Residents took to social media to post stunning photos of the whiteout, with meteorologists attributing the 58 inches of snow that fell over Christmas Day, Monday, to 5pm on Tuesday to icy winds blowing over the adjoining Lake Erie, one of North America’s Great Lakes.
More snow was expected at a rate of up to an inch or two per hour as residents were warned to stay off the roads unless absolutely necessary and pack emergency kits including tow ropes, flashlights, shovels and flares for essential travel.
Pennsylvania governor Tom Wolf announced in a statement that the state national guard was “providing high clearance all terrain military vehicles to aid local agencies with medical emergency and law enforcement response.”

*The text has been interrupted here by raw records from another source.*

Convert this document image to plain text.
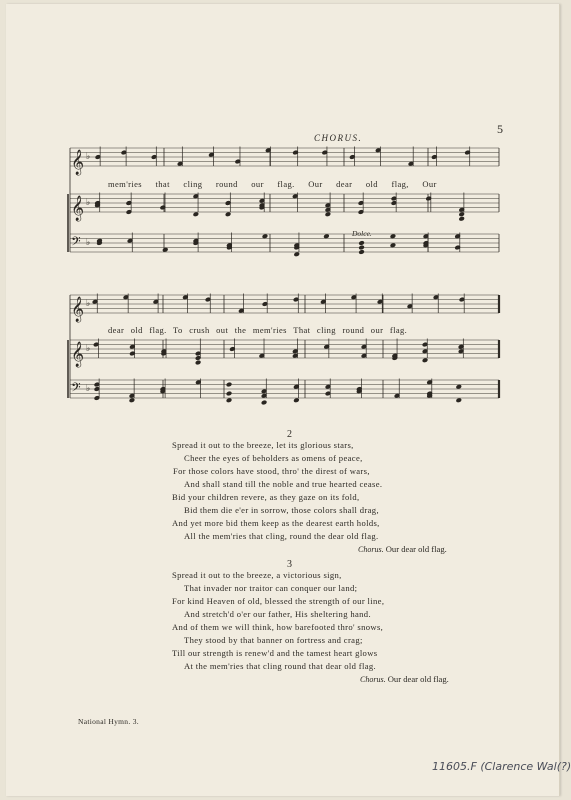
𝄞 ♭
𝄞 ♭
𝄢 ♭
𝄞 ♭
𝄞 ♭
𝄢 ♭
5
CHORUS.
mem'ries that cling round our flag. Our dear old flag, Our
Dolce.
dear old flag. To crush out the mem'ries That cling round our flag.
2
Spread it out to the breeze, let its glorious stars,
Cheer the eyes of beholders as omens of peace,
For those colors have stood, thro' the direst of wars,
And shall stand till the noble and true hearted cease.
Bid your children revere, as they gaze on its fold,
Bid them die e'er in sorrow, those colors shall drag,
And yet more bid them keep as the dearest earth holds,
All the mem'ries that cling, round the dear old flag.
Chorus. Our dear old flag.
3
Spread it out to the breeze, a victorious sign,
That invader nor traitor can conquer our land;
For kind Heaven of old, blessed the strength of our line,
And stretch'd o'er our father, His sheltering hand.
And of them we will think, how barefooted thro' snows,
They stood by that banner on fortress and crag;
Till our strength is renew'd and the tamest heart glows
At the mem'ries that cling round that dear old flag.
Chorus. Our dear old flag.
National Hymn. 3.
11605.F (Clarence Wal(?)
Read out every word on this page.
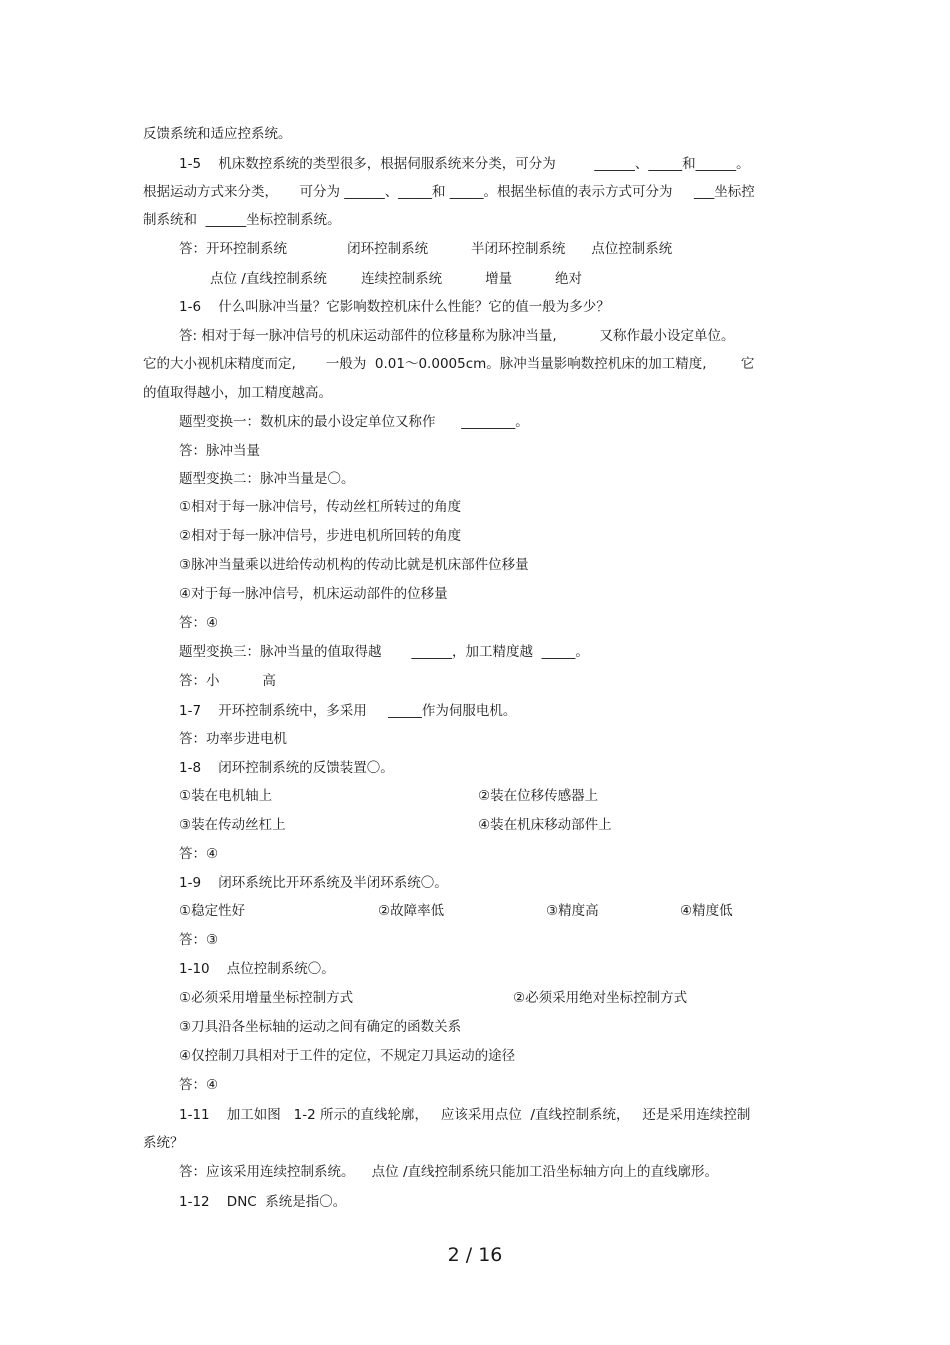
反馈系统和适应控系统。
1-5    机床数控系统的类型很多，根据伺服系统来分类，可分为         ______、_____和______。
根据运动方式来分类，     可分为 ______、_____和 _____。根据坐标值的表示方式可分为     ___坐标控
制系统和  ______坐标控制系统。
答：开环控制系统              闭环控制系统          半闭环控制系统      点位控制系统
点位 /直线控制系统        连续控制系统          增量          绝对
1-6    什么叫脉冲当量？它影响数控机床什么性能？它的值一般为多少？
答: 相对于每一脉冲信号的机床运动部件的位移量称为脉冲当量,          又称作最小设定单位。
它的大小视机床精度而定,       一般为  0.01～0.0005cm。脉冲当量影响数控机床的加工精度,        它
的值取得越小，加工精度越高。
题型变换一：数机床的最小设定单位又称作      ________。
答：脉冲当量
题型变换二：脉冲当量是〇。
①相对于每一脉冲信号，传动丝杠所转过的角度
②相对于每一脉冲信号，步进电机所回转的角度
③脉冲当量乘以进给传动机构的传动比就是机床部件位移量
④对于每一脉冲信号，机床运动部件的位移量
答：④
题型变换三：脉冲当量的值取得越       ______，加工精度越  _____。
答：小          高
1-7    开环控制系统中，多采用     _____作为伺服电机。
答：功率步进电机
1-8    闭环控制系统的反馈装置〇。
①装在电机轴上	②装在位移传感器上
③装在传动丝杠上	④装在机床移动部件上
答：④
1-9    闭环系统比开环系统及半闭环系统〇。
①稳定性好	②故障率低	③精度高	④精度低
答：③
1-10    点位控制系统〇。
①必须采用增量坐标控制方式	②必须采用绝对坐标控制方式
③刀具沿各坐标轴的运动之间有确定的函数关系
④仅控制刀具相对于工件的定位，不规定刀具运动的途径
答：④
1-11    加工如图   1-2 所示的直线轮廓，   应该采用点位  /直线控制系统，   还是采用连续控制
系统？
答：应该采用连续控制系统。    点位 /直线控制系统只能加工沿坐标轴方向上的直线廓形。
1-12    DNC  系统是指〇。
2 / 16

According to data from the National Weather Service, the 34 inches of snow that fell on Dec. 25 was the highest the city had ever recorded, eclipsing the previous high of 20 inches on Nov. 22, 1956.
The two-day snowfall of 58 inches, which was still ongoing, also surpassed a previous state record of 44 inches set in Morgantown on March 20-12, 1958.
“The crews are out, but quite simply they can’t keep up with the amount of snow that’s falling,” said Matt Exley, a local emergency official on a Facebook live post.
Erie meanwhile has received 97 inches of snow in December, making it the snowiest month in the city’s history, which usually averages about 100 inches of snow in an entire season.
Residents posted pictures reminiscent of a bleak polar landscape, dubbing the phenomenon #Snowmageddon on Twitter.
Vehicles were buried and visibility was limited in some areas to just a few feet.
By Tuesday night the temperature had plunged to 14 Fahrenheit (-10 Celsius), with the lake-effect snow warning forecast to continue through Wednesday, potentially adding an additional five to 10 inches of snowfall.